QUESTION: If Gillespie’s analysis is correct, what will independent voters make of the movement of Republicans in some states to “nullify” the health care law entirely through state legislative action, a strategy that may keep Republican opposition in the news but, in light of the constitution’s Supremacy Clause, is at best extra-constitutional? For more on this, see items below on Missouri and Louisiana.
POLITICS:
CALIFORNIA: While we’re on the subject of GOP messaging, Seema Mehta reports in the LA Times: “Healthcare is a headache for GOP candidates in California. To win the Republican primary, the three Senate hopefuls must bash the plan signed by Obama. Against Boxer in the fall, the nominee will have to adopt a more moderate stance … The issue is a stark reminder of the difficulties facing Republican candidates in this highly partisan state, even in a year when the political winds are at their backs.
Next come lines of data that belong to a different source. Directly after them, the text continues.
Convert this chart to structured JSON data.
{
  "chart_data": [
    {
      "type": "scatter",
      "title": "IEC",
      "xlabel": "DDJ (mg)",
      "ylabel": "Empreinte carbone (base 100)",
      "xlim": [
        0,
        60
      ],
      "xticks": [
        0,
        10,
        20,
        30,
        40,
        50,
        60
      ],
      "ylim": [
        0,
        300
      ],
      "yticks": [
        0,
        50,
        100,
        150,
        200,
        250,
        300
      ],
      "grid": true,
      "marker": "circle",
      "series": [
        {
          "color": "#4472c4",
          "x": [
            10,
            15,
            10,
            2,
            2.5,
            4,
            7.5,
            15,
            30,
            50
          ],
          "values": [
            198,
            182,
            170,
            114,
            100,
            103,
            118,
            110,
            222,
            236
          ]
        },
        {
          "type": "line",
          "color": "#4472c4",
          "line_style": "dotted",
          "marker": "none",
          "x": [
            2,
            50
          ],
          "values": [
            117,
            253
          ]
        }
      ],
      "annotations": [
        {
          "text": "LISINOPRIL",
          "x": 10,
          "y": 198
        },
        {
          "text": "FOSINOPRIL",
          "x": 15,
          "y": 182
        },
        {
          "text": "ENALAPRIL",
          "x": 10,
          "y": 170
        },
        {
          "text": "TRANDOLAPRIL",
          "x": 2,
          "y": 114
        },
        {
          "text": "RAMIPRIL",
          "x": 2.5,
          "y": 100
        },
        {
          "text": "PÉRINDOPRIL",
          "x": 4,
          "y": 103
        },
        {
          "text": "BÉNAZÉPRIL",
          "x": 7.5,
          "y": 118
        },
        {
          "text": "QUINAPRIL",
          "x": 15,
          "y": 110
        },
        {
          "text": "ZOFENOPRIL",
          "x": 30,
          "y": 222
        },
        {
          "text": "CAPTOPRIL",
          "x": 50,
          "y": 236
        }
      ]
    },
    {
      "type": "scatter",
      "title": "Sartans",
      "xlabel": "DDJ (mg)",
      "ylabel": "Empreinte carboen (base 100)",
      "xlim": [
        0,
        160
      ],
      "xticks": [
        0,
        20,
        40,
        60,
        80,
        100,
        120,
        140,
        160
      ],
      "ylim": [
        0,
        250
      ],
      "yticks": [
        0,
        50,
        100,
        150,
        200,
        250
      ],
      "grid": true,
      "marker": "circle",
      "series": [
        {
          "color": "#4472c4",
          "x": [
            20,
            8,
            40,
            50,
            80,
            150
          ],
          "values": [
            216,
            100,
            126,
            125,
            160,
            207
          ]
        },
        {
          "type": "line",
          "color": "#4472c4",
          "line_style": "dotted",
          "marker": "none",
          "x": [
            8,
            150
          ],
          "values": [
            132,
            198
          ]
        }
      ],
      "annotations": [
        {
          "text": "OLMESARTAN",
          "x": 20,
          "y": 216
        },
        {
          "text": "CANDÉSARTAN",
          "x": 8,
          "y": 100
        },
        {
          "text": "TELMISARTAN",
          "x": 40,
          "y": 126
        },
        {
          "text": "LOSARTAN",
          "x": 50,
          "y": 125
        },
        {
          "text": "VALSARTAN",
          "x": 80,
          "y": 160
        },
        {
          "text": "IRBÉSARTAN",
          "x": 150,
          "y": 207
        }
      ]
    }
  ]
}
The primary voters Republicans are courting are a conservative lot who fiercely oppose the new law. But in November, the winner of the June primary will have to sway voters who by and large support the plan, and who continue to hold Obama, its architect, in high regard. Former Rep. Tom Campbell, Assemblyman Chuck DeVore and former Hewlett-Packard chief Carly Fiorina differ in their approaches to fixing healthcare, but all have said the measure is unconstitutional and must be repealed. … Although the three candidates agree on repeal, they offer different alternatives to reform the system.”